Экспедиция на историческую родину-1
Sep. 26th, 2012 10:53 amОбъективность наблюдений нарушала невероятно замечательная для Екатеринбурга, вообще, и для этого времени года, в частности, погода. За пять дней в конце сентября мне не довелось застать ни одного дождя. В городе оказалось сухо, тепло – как раз в той мере, как мне хотелось бы, и неправдоподобно красиво. Это тот случай, когда можно сказать, что золотая осень именно буйствовала красками – всей радугой за исключением, может быть, фиолетового.
Между тем, в воспоминаниях детства и юности у меня Свердловск ассоциировался, в основном, с серым, серо-голубым, черным и белым. Цветами снега, который там полгода, неба, осенне-весенней грязи, пыльного асфальта. Кто меня хорошо знает, подтвердят – это мои любимые цвета.
* * *
В последний раз я в Екатеринбург приезжал два с половиной года назад, причем последний мой трехдневный приезд совпал с чуть ли не самыми холодными днями в году. В результате, исключением родственников, праздновавших юбилей отца, через вьюгу и ледяную темениь за окнами квартиры, машины и столовой Уральского политехнического института я тогда мало что увидел из жизни родного города. Кроме, разве что девушки и парня, танцевавших на одном из этажей пустого в январе главного корпуса УПИ бальные танцы.
Сочетание дикого холода снаружи, вихрей за окном и кружащейся пары – такая нарочитая, вызывающая красивость. Явление для Свердловска, как его помню, абсолютно нетипичное.
До этого я не был в Екатеринбурге еще пару лет с гаком. Так что по-настоящему я родного города не видел лет пять. Достаточный срок, чтобы могли накопиться заметные перемены.
* * *
Встретился со школьным другом. Гуляли с ним по центру города. Он поинтересовался у меня, что, на мой взгляд, больше всего изменилось. Я ответил, что в глаза бросаются две перемены - во-первых, появление множества действующих и строящихся церквей, во-вторых, огромное количество едальных и питейных заведений.
Тогда он спросил:
- Ты полагаешь, это как-то одно с другим связано?
Друг – хирург, несколько лет назад обратился в махаянический буддизм.
Во времена моего детства на весь Свердловск церковь была всего одна, относительно недалеко от моего дома. Я туда как-то лет в двенадцать заходил в воскресенье – народа там было, не так, чтобы много.
Теперь идя по проспекту Ленина, я в некий момент видел как бы не пять сияющих куполами храмов одновременно.
С известной поправкой на недостатки личного опыта, могу сказать, что во времена моего детства и юности вокруг себя я никаких признаков криптохристианства не замечал. Народ был неверующим совершенно искренне. Икона могла в доме наличествовать, но в характерном месте - не в «красном углу» и не над входной дверью, а – в книжном шкафу, рядом с Хемингуэем и Дюма.

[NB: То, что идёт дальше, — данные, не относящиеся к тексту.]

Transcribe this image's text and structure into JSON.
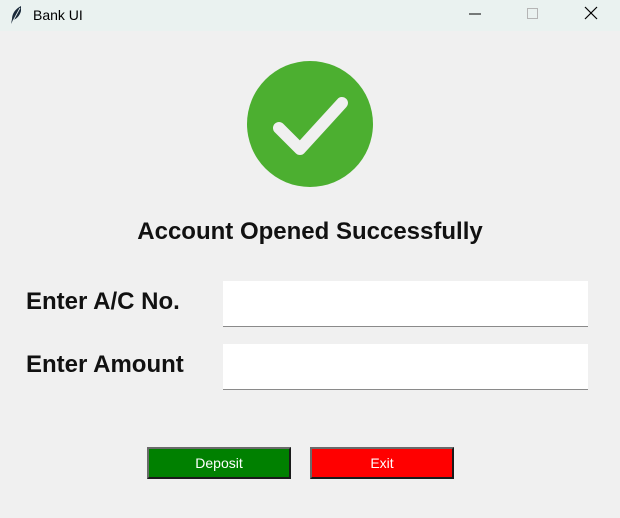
{
  "window": {
    "title": "Bank UI",
    "app_icon": "feather-icon",
    "controls": {
      "minimize": "minimize-icon",
      "maximize": "maximize-icon",
      "close": "close-icon"
    }
  },
  "status": {
    "icon": "check-circle-icon",
    "icon_color": "#4caf30",
    "message": "Account Opened Successfully"
  },
  "form": {
    "account_label": "Enter A/C No.",
    "account_value": "",
    "amount_label": "Enter Amount",
    "amount_value": ""
  },
  "actions": {
    "deposit_label": "Deposit",
    "deposit_color": "#008000",
    "exit_label": "Exit",
    "exit_color": "#ff0000"
  }
}
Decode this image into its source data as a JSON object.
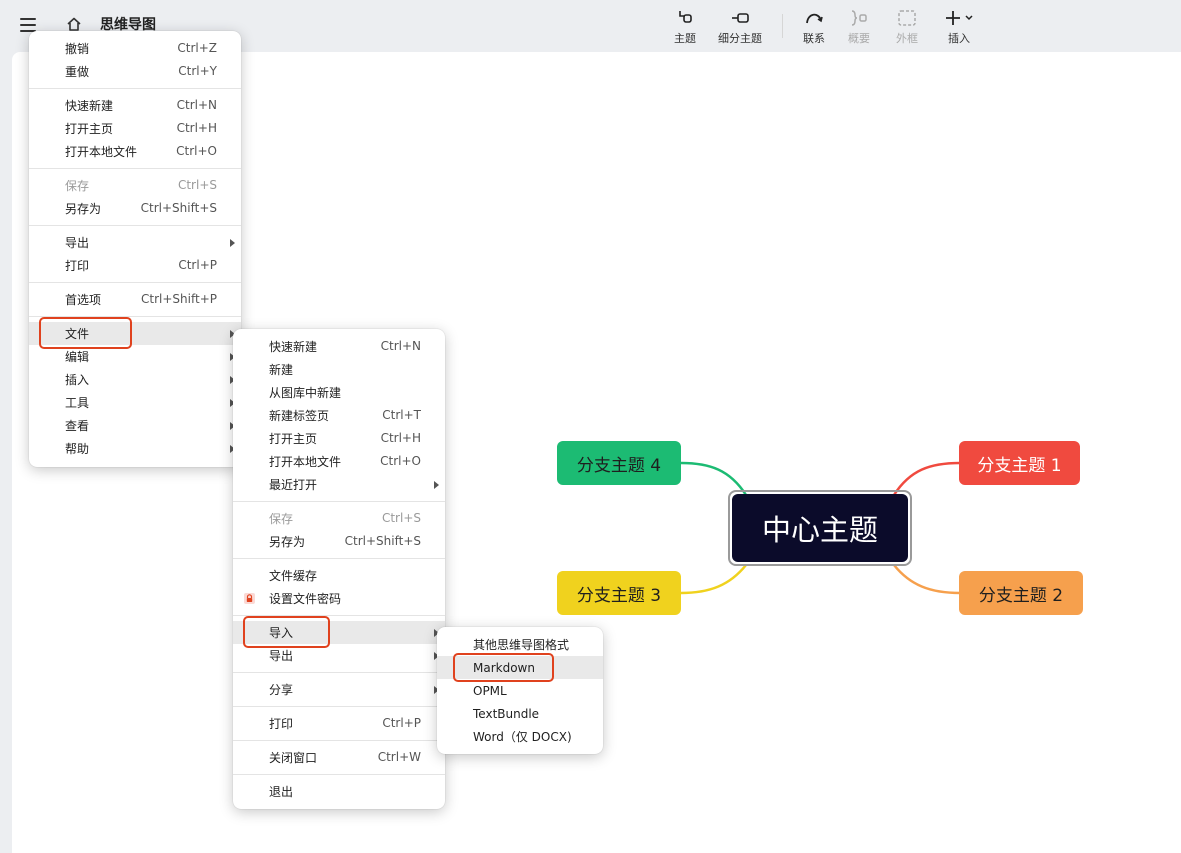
{
  "app": {
    "title": "思维导图"
  },
  "toolbar": {
    "topic": "主题",
    "subtopic": "细分主题",
    "relationship": "联系",
    "summary": "概要",
    "boundary": "外框",
    "insert": "插入"
  },
  "mindmap": {
    "central": "中心主题",
    "branches": [
      {
        "label": "分支主题 1",
        "color": "#f04a3f"
      },
      {
        "label": "分支主题 2",
        "color": "#f6a04d"
      },
      {
        "label": "分支主题 3",
        "color": "#f0d21e"
      },
      {
        "label": "分支主题 4",
        "color": "#1cbb73"
      }
    ],
    "central_color": "#0b0b2a"
  },
  "main_menu": {
    "undo": {
      "label": "撤销",
      "shortcut": "Ctrl+Z"
    },
    "redo": {
      "label": "重做",
      "shortcut": "Ctrl+Y"
    },
    "quick_new": {
      "label": "快速新建",
      "shortcut": "Ctrl+N"
    },
    "open_home": {
      "label": "打开主页",
      "shortcut": "Ctrl+H"
    },
    "open_local": {
      "label": "打开本地文件",
      "shortcut": "Ctrl+O"
    },
    "save": {
      "label": "保存",
      "shortcut": "Ctrl+S"
    },
    "save_as": {
      "label": "另存为",
      "shortcut": "Ctrl+Shift+S"
    },
    "export": {
      "label": "导出"
    },
    "print": {
      "label": "打印",
      "shortcut": "Ctrl+P"
    },
    "preferences": {
      "label": "首选项",
      "shortcut": "Ctrl+Shift+P"
    },
    "file": {
      "label": "文件"
    },
    "edit": {
      "label": "编辑"
    },
    "insert": {
      "label": "插入"
    },
    "tools": {
      "label": "工具"
    },
    "view": {
      "label": "查看"
    },
    "help": {
      "label": "帮助"
    }
  },
  "file_menu": {
    "quick_new": {
      "label": "快速新建",
      "shortcut": "Ctrl+N"
    },
    "new": {
      "label": "新建"
    },
    "new_from_gallery": {
      "label": "从图库中新建"
    },
    "new_tab": {
      "label": "新建标签页",
      "shortcut": "Ctrl+T"
    },
    "open_home": {
      "label": "打开主页",
      "shortcut": "Ctrl+H"
    },
    "open_local": {
      "label": "打开本地文件",
      "shortcut": "Ctrl+O"
    },
    "recent": {
      "label": "最近打开"
    },
    "save": {
      "label": "保存",
      "shortcut": "Ctrl+S"
    },
    "save_as": {
      "label": "另存为",
      "shortcut": "Ctrl+Shift+S"
    },
    "file_cache": {
      "label": "文件缓存"
    },
    "set_password": {
      "label": "设置文件密码"
    },
    "import": {
      "label": "导入"
    },
    "export": {
      "label": "导出"
    },
    "share": {
      "label": "分享"
    },
    "print": {
      "label": "打印",
      "shortcut": "Ctrl+P"
    },
    "close_window": {
      "label": "关闭窗口",
      "shortcut": "Ctrl+W"
    },
    "quit": {
      "label": "退出"
    }
  },
  "import_menu": {
    "other_formats": "其他思维导图格式",
    "markdown": "Markdown",
    "opml": "OPML",
    "textbundle": "TextBundle",
    "word": "Word（仅 DOCX)"
  },
  "colors": {
    "highlight_box": "#e0421e",
    "menu_hover": "#e9e9e9"
  }
}
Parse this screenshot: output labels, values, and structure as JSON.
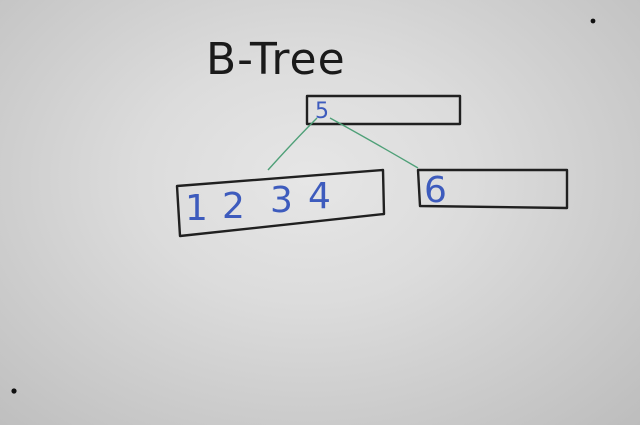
{
  "title": "B-Tree",
  "nodes": {
    "root": {
      "keys": "5"
    },
    "left": {
      "keys": [
        "1",
        "2",
        "3",
        "4"
      ]
    },
    "right": {
      "keys": "6"
    }
  },
  "colors": {
    "ink": "#202020",
    "blue_marker": "#3d5bbd",
    "green_marker": "#4fa078",
    "whiteboard": "#dcdcdc"
  }
}
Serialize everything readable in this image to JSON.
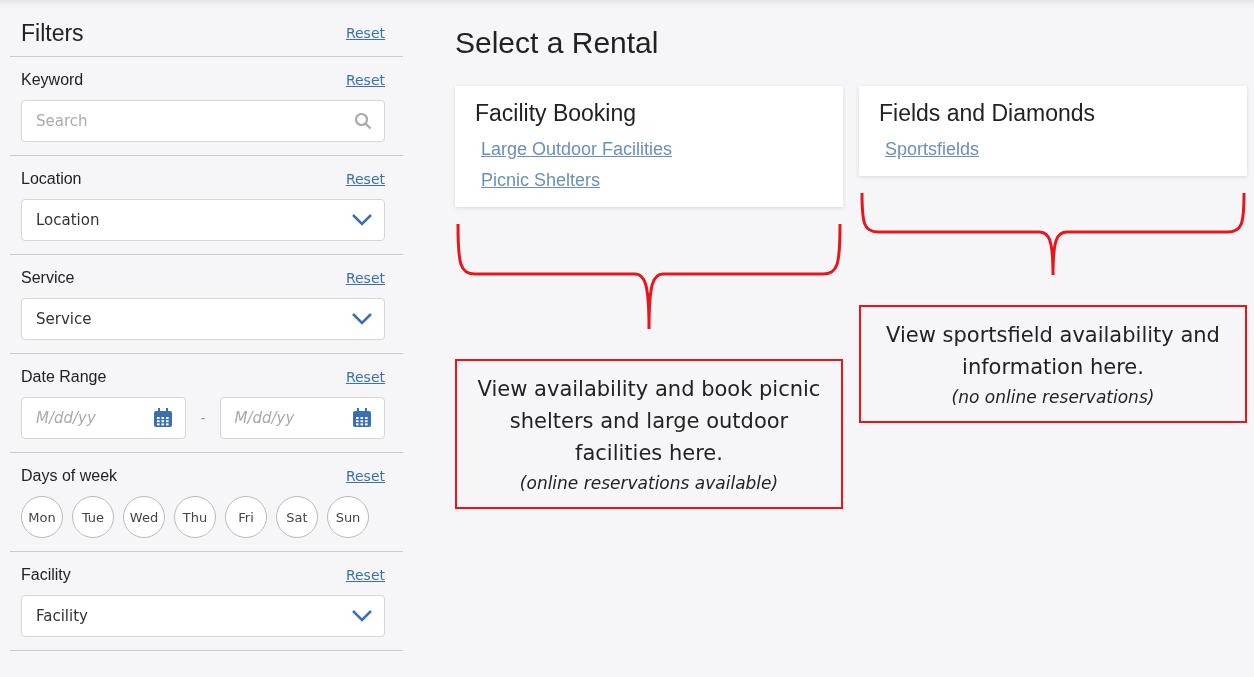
{
  "sidebar": {
    "title": "Filters",
    "reset": "Reset",
    "sections": [
      {
        "kind": "search",
        "label": "Keyword",
        "reset": "Reset",
        "placeholder": "Search"
      },
      {
        "kind": "select",
        "label": "Location",
        "reset": "Reset",
        "value": "Location"
      },
      {
        "kind": "select",
        "label": "Service",
        "reset": "Reset",
        "value": "Service"
      },
      {
        "kind": "dates",
        "label": "Date Range",
        "reset": "Reset",
        "from_placeholder": "M/dd/yy",
        "separator": "-",
        "to_placeholder": "M/dd/yy"
      },
      {
        "kind": "days",
        "label": "Days of week",
        "reset": "Reset",
        "days": [
          {
            "label": "Mon",
            "selected": false
          },
          {
            "label": "Tue",
            "selected": false
          },
          {
            "label": "Wed",
            "selected": false
          },
          {
            "label": "Thu",
            "selected": false
          },
          {
            "label": "Fri",
            "selected": false
          },
          {
            "label": "Sat",
            "selected": false
          },
          {
            "label": "Sun",
            "selected": false
          }
        ]
      },
      {
        "kind": "select",
        "label": "Facility",
        "reset": "Reset",
        "value": "Facility"
      }
    ]
  },
  "main": {
    "title": "Select a Rental",
    "categories": [
      {
        "title": "Facility Booking",
        "links": [
          "Large Outdoor Facilities",
          "Picnic Shelters"
        ],
        "callout": {
          "text": "View availability and book picnic shelters and large outdoor facilities here.",
          "note": "(online reservations available)"
        }
      },
      {
        "title": "Fields and Diamonds",
        "links": [
          "Sportsfields"
        ],
        "callout": {
          "text": "View sportsfield availability and information here.",
          "note": "(no online reservations)"
        }
      }
    ]
  }
}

Уехал я из Свердловска до начала бурного интереса к религии конца 80- начала 90-х, и поэтому мне трудно судить, как это было тогда. И екатеринбургский «православный ренессанс» заметил только теперь.
Во время той же прогулки с другом-буддистом обратил внимание на строящуюся церковь на месте памятника большевику Малышеву. Сначала подумал: логично – памятник большевику ликвидировали, церковь поставили. Оказалось немного не так. Памятник с того места, где он терялся среди высоких зданий, перенесли на берег реки, где на него открывается хороший вид с обеих набережных.
Вот так и большевика уважили, и бога.
Конечно, наиболее интересное явление с этой точки зрения – знаменитый далеко за пределами Екатеринбурга Храм на крови, построенный на месте снесенного Ельциным Ипатьевского дома, где убили царскую семью и оставшихся с ними.
Я его посетил впервые.
Впечатление неоднозначное.
Все время думал – где граница между отданием дани памяти замученным людям, возможно, с чьей-то точки зрения заслуживающим особого поминания, и бизнес-эксплуатацией совершенного много лет назад убийства. С другой стороны, так можно сказать про многие места поклонения на месте совершенных преступлений – от Храма Гроба Господнего до Варшавского гетто.
При очередном наблюдении лотков с открытками, магнитиками, книжками и значками посещает странная мысль, что купоны зачастую стригут потомки прямых или косвенных виновников трагедии. Жестокое убийство либо потворство ему оказывается хорошей инвестицией для будущих поколений.